Nous arrivons au terme d'un cycle d'investissements et, à mon sens, les coûts réels de l'électricité doivent être analysés avec ce recul historique. La question de la concurrence - fait-elle croître ou baisser les prix ? - doit toujours être posée à travers ce prisme.
Comment limiter la hausse des coûts réels de l'électricité - c'est tout de même la perspective qui nous attend -, que cette augmentation soit provoquée par les enjeux relatifs au nucléaire, à l'intermittence et donc aux nouveaux moyens, aux investissements dans le renouvelable ou à la modernisation du mix thermique ? L'ensemble de ces facteurs va conduire à une hausse des coûts.
En outre, il est indispensable de partager les investissements entre acteurs. C'est également une raison pour laquelle il faut plusieurs opérateurs par pays, de même que les opérateurs pétroliers n'investissent pas seuls dans de grandes plates-formes offshore : du reste, on le constate, lorsque survient un incident sur une plate-forme, on est content de partager la responsabilité. On partage les risques ! Voilà pourquoi les mécanismes d'assurance que nous avons évoqués et d'investissements communs de copropriété sont absolument indispensables.
Un autre aspect de la concurrence, distinct des prix et qui est indispensable, c'est l'innovation, l'émulation : je le mentionne, aucun acteur historique français n'avait songé à convertir une tranche thermique en tranche « biomasse ». Il a fallu qu'un acteur européen arrive et s'interroge : « Pourquoi ne le ferait-on pas ? » Pourquoi pas, étant donné que l'on dispose d'un lit fluidisé en Suède de 100 mégawatts ? On sait donc que c'est possible ! Ce faisant, on rapproche des idées. Cela ne signifie pas qu'un opérateur est nécessairement meilleur qu'un autre, mais que nous avons des expériences différentes.
Selon nous, cette question est également vitale : pour ce qui me concerne, je vais devoir prendre des décisions majeures sur les plans social et industriel au cours des mois et des années à venir. Mes arbitrages dépendront largement des positions adoptées par les pouvoirs publics, de cette fameuse politique énergétique française qui, jusqu'à présent, est restée assez cohérente dans la durée. Pourvu que cette constance perdure !
À mon sens, trois mesures importantes doivent être adoptées au cours des mois à venir.

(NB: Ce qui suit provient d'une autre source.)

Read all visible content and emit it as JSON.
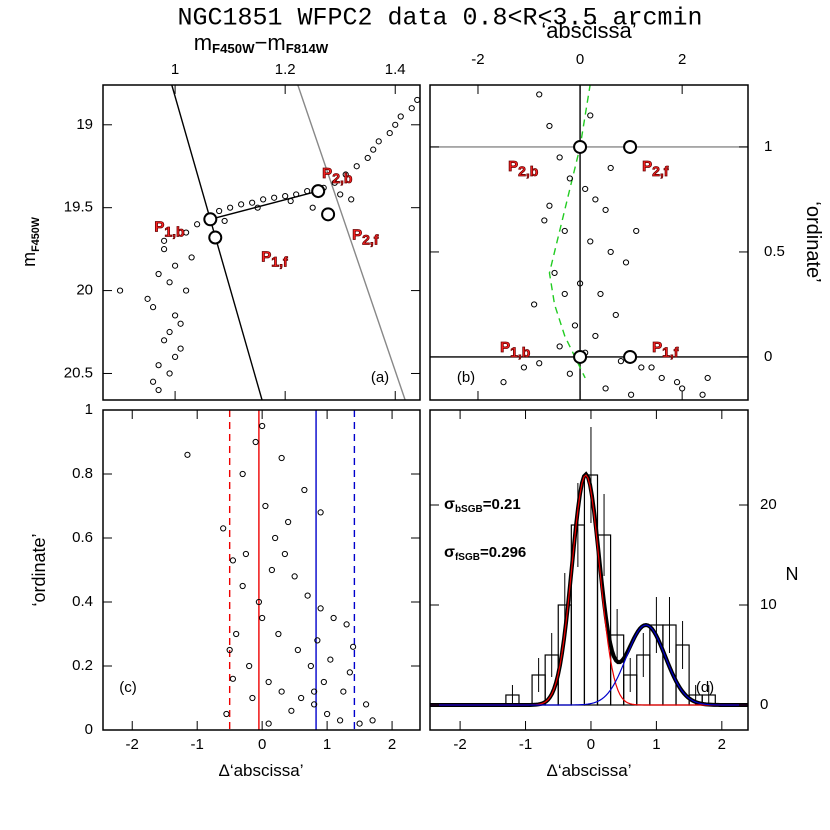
{
  "title": "NGC1851 WFPC2 data 0.8<R<3.5 arcmin",
  "chart_data": [
    {
      "type": "scatter",
      "panel_label": "(a)",
      "x_label": [
        [
          "m",
          "F450W"
        ],
        [
          "−m",
          "F814W"
        ]
      ],
      "y_label": [
        [
          "m",
          "F450W"
        ]
      ],
      "xaxis_position": "top",
      "yaxis_position": "left",
      "xlim": [
        0.869,
        1.445
      ],
      "ylim": [
        20.66,
        18.76
      ],
      "xticks": [
        1,
        1.2,
        1.4
      ],
      "yticks": [
        19,
        19.5,
        20,
        20.5
      ],
      "x": [
        0.97,
        0.99,
        1.0,
        0.98,
        1.01,
        0.96,
        1.02,
        0.99,
        0.97,
        1.0,
        1.03,
        0.98,
        0.96,
        1.01,
        0.99,
        1.0,
        0.95,
        0.98,
        1.02,
        0.97,
        1.04,
        1.06,
        1.08,
        1.1,
        1.12,
        1.14,
        1.16,
        1.18,
        1.2,
        1.22,
        1.24,
        1.27,
        1.29,
        1.31,
        1.33,
        1.35,
        1.37,
        1.39,
        1.41,
        1.43,
        1.09,
        1.15,
        1.21,
        1.3,
        1.36,
        0.9,
        1.25,
        1.32,
        1.4,
        1.44
      ],
      "y": [
        20.6,
        20.5,
        20.4,
        20.3,
        20.2,
        20.1,
        20.0,
        19.95,
        19.9,
        19.85,
        19.8,
        19.75,
        20.55,
        20.35,
        20.25,
        20.15,
        20.05,
        19.7,
        19.65,
        20.45,
        19.6,
        19.55,
        19.52,
        19.5,
        19.48,
        19.47,
        19.45,
        19.44,
        19.43,
        19.42,
        19.4,
        19.38,
        19.35,
        19.3,
        19.25,
        19.2,
        19.1,
        19.05,
        18.95,
        18.9,
        19.58,
        19.5,
        19.46,
        19.42,
        19.15,
        20.0,
        19.5,
        19.45,
        19.0,
        18.85
      ],
      "color": "#000",
      "lines": [
        {
          "x": [
            0.994,
            1.158
          ],
          "y": [
            18.76,
            20.66
          ],
          "color": "#000"
        },
        {
          "x": [
            1.223,
            1.418
          ],
          "y": [
            18.76,
            20.66
          ],
          "color": "#888"
        },
        {
          "x": [
            1.064,
            1.26
          ],
          "y": [
            19.57,
            19.4
          ],
          "color": "#000"
        }
      ],
      "highlights": {
        "x": [
          1.064,
          1.073,
          1.26,
          1.278
        ],
        "y": [
          19.57,
          19.68,
          19.4,
          19.54
        ],
        "labels": [
          {
            "text": "P",
            "sub": "1,b"
          },
          {
            "text": "P",
            "sub": "1,f"
          },
          {
            "text": "P",
            "sub": "2,b"
          },
          {
            "text": "P",
            "sub": "2,f"
          }
        ]
      }
    },
    {
      "type": "scatter",
      "panel_label": "(b)",
      "x_label": [
        [
          "‘abscissa’",
          ""
        ]
      ],
      "y_label": [
        [
          "‘ordinate’",
          ""
        ]
      ],
      "xaxis_position": "top",
      "yaxis_position": "right",
      "xlim": [
        -2.94,
        3.29
      ],
      "ylim": [
        -0.205,
        1.295
      ],
      "xticks": [
        -2,
        0,
        2
      ],
      "yticks": [
        0,
        0.5,
        1
      ],
      "x": [
        -0.8,
        -0.6,
        -0.4,
        -0.2,
        0.1,
        0.3,
        0.5,
        -0.7,
        -0.3,
        0.2,
        0.6,
        0.9,
        -0.5,
        0.0,
        0.4,
        -0.9,
        0.7,
        -0.1,
        0.3,
        -0.4,
        1.2,
        1.6,
        2.0,
        2.5,
        -1.1,
        -1.5,
        0.8,
        -0.2,
        0.5,
        1.0,
        1.4,
        1.9,
        2.4,
        -0.6,
        0.2,
        -0.3,
        0.6,
        0.1,
        -0.8,
        1.1
      ],
      "y": [
        1.25,
        1.1,
        0.95,
        0.85,
        0.8,
        0.75,
        0.7,
        0.65,
        0.6,
        0.55,
        0.5,
        0.45,
        0.4,
        0.35,
        0.3,
        0.25,
        0.2,
        0.15,
        0.1,
        0.05,
        -0.05,
        -0.1,
        -0.15,
        -0.1,
        -0.05,
        -0.12,
        -0.02,
        -0.08,
        -0.15,
        -0.18,
        -0.05,
        -0.12,
        -0.18,
        0.72,
        1.15,
        0.3,
        0.9,
        0.02,
        -0.03,
        0.6
      ],
      "color": "#000",
      "lines": [
        {
          "y": 1,
          "color": "#888"
        },
        {
          "y": 0,
          "color": "#000"
        },
        {
          "x": 0,
          "color": "#000"
        },
        {
          "x": [
            0.2,
            0.1,
            0,
            -0.1,
            -0.2,
            -0.3,
            -0.4,
            -0.5,
            -0.6,
            -0.5,
            -0.3,
            -0.1,
            0.1
          ],
          "y": [
            1.3,
            1.15,
            1.0,
            0.9,
            0.8,
            0.7,
            0.6,
            0.5,
            0.4,
            0.25,
            0.1,
            0.0,
            -0.1
          ],
          "color": "#2c2",
          "dash": true
        }
      ],
      "highlights": {
        "x": [
          0,
          0.98,
          0,
          0.98
        ],
        "y": [
          0,
          0,
          1,
          1
        ],
        "labels": [
          {
            "text": "P",
            "sub": "1,b"
          },
          {
            "text": "P",
            "sub": "1,f"
          },
          {
            "text": "P",
            "sub": "2,b"
          },
          {
            "text": "P",
            "sub": "2,f"
          }
        ]
      }
    },
    {
      "type": "scatter",
      "panel_label": "(c)",
      "x_label": [
        [
          "Δ‘abscissa’",
          ""
        ]
      ],
      "y_label": [
        [
          "‘ordinate’",
          ""
        ]
      ],
      "xaxis_position": "bottom",
      "yaxis_position": "left",
      "xlim": [
        -2.45,
        2.43
      ],
      "ylim": [
        0,
        1
      ],
      "xticks": [
        -2,
        -1,
        0,
        1,
        2
      ],
      "yticks": [
        0,
        0.2,
        0.4,
        0.6,
        0.8,
        1
      ],
      "x": [
        -1.15,
        -0.6,
        -0.45,
        -0.3,
        -0.1,
        0.0,
        0.05,
        0.2,
        0.35,
        0.5,
        0.7,
        0.9,
        1.1,
        1.3,
        -0.5,
        -0.2,
        0.1,
        0.3,
        0.6,
        0.8,
        1.0,
        1.2,
        1.5,
        -0.4,
        -0.05,
        0.15,
        0.4,
        0.65,
        0.85,
        1.05,
        1.35,
        -0.3,
        0.0,
        0.25,
        0.55,
        0.75,
        0.95,
        1.25,
        1.6,
        1.7,
        -0.55,
        -0.15,
        0.1,
        0.45,
        0.8,
        1.4,
        -0.25,
        0.3,
        0.9,
        -0.45
      ],
      "y": [
        0.86,
        0.63,
        0.53,
        0.45,
        0.9,
        0.95,
        0.7,
        0.6,
        0.55,
        0.48,
        0.42,
        0.38,
        0.35,
        0.33,
        0.25,
        0.2,
        0.15,
        0.12,
        0.1,
        0.08,
        0.05,
        0.03,
        0.02,
        0.3,
        0.4,
        0.5,
        0.65,
        0.75,
        0.28,
        0.22,
        0.18,
        0.8,
        0.35,
        0.3,
        0.25,
        0.2,
        0.15,
        0.12,
        0.08,
        0.03,
        0.05,
        0.1,
        0.02,
        0.06,
        0.12,
        0.26,
        0.55,
        0.85,
        0.68,
        0.16
      ],
      "color": "#000",
      "lines": [
        {
          "x": -0.5,
          "color": "#e00",
          "dash": true
        },
        {
          "x": -0.05,
          "color": "#e00"
        },
        {
          "x": 0.83,
          "color": "#00c"
        },
        {
          "x": 1.42,
          "color": "#00c",
          "dash": true
        }
      ]
    },
    {
      "type": "histogram",
      "panel_label": "(d)",
      "x_label": [
        [
          "Δ‘abscissa’",
          ""
        ]
      ],
      "y_label": [
        [
          "N",
          ""
        ]
      ],
      "xaxis_position": "bottom",
      "yaxis_position": "right",
      "xlim": [
        -2.46,
        2.4
      ],
      "ylim": [
        -2.5,
        29.5
      ],
      "xticks": [
        -2,
        -1,
        0,
        1,
        2
      ],
      "yticks": [
        0,
        10,
        20
      ],
      "bins": [
        -1.3,
        -1.1,
        -0.9,
        -0.7,
        -0.5,
        -0.3,
        -0.1,
        0.1,
        0.3,
        0.5,
        0.7,
        0.9,
        1.1,
        1.3,
        1.5,
        1.7,
        1.9
      ],
      "counts": [
        1,
        0,
        3,
        5,
        10,
        18,
        23,
        17,
        7,
        3,
        5,
        8,
        8,
        6,
        1,
        1
      ],
      "errors": [
        1,
        0,
        1.7,
        2.2,
        3.2,
        4.2,
        4.8,
        4.1,
        2.6,
        1.7,
        2.2,
        2.8,
        2.8,
        2.4,
        1,
        1
      ],
      "color": "#000",
      "fits": [
        {
          "center": -0.08,
          "sigma": 0.21,
          "amplitude": 23,
          "color": "#e00"
        },
        {
          "center": 0.84,
          "sigma": 0.296,
          "amplitude": 8,
          "color": "#00c"
        }
      ],
      "fit_sum_color": "#000",
      "notes": [
        {
          "text": "σ",
          "sub": "bSGB",
          "rest": "=0.21"
        },
        {
          "text": "σ",
          "sub": "fSGB",
          "rest": "=0.296"
        }
      ]
    }
  ]
}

Premièrement, il faut assurer la mise en oeuvre de la loi NOME, avec, ce qui a été souligné, un dispositif conduisant vers davantage de concurrence. Cela signifie la fin des tarifs jaune et vert et l'additionnalité des coûts permettant d'aboutir à la vérité des prix et des tarifs. Cela signifie la mise en oeuvre du marché de capacité, avec un bon market design, critère indispensable pour que soient réalisés les investissements à l'hiver 2015-2016.
Deuxièmement, au fil des années, les acteurs publics devront tenir leurs engagements quant à l'ouverture du marché en matière d'hydroélectricité. Ils devront encourager les énergies renouvelables créatrices d'emplois, comme la biomasse.
Troisièmement, et enfin, dans un cadre européen, il faut tout faire pour que le marché du CO2 « reprenne du poil de la bête », en envoyant de nouveau les bons signaux de prix : à ce jour, ce marché s'est effondré, il n'a plus la moindre visibilité. Or, ce critère est fondamental pour prendre les décisions d'investissement.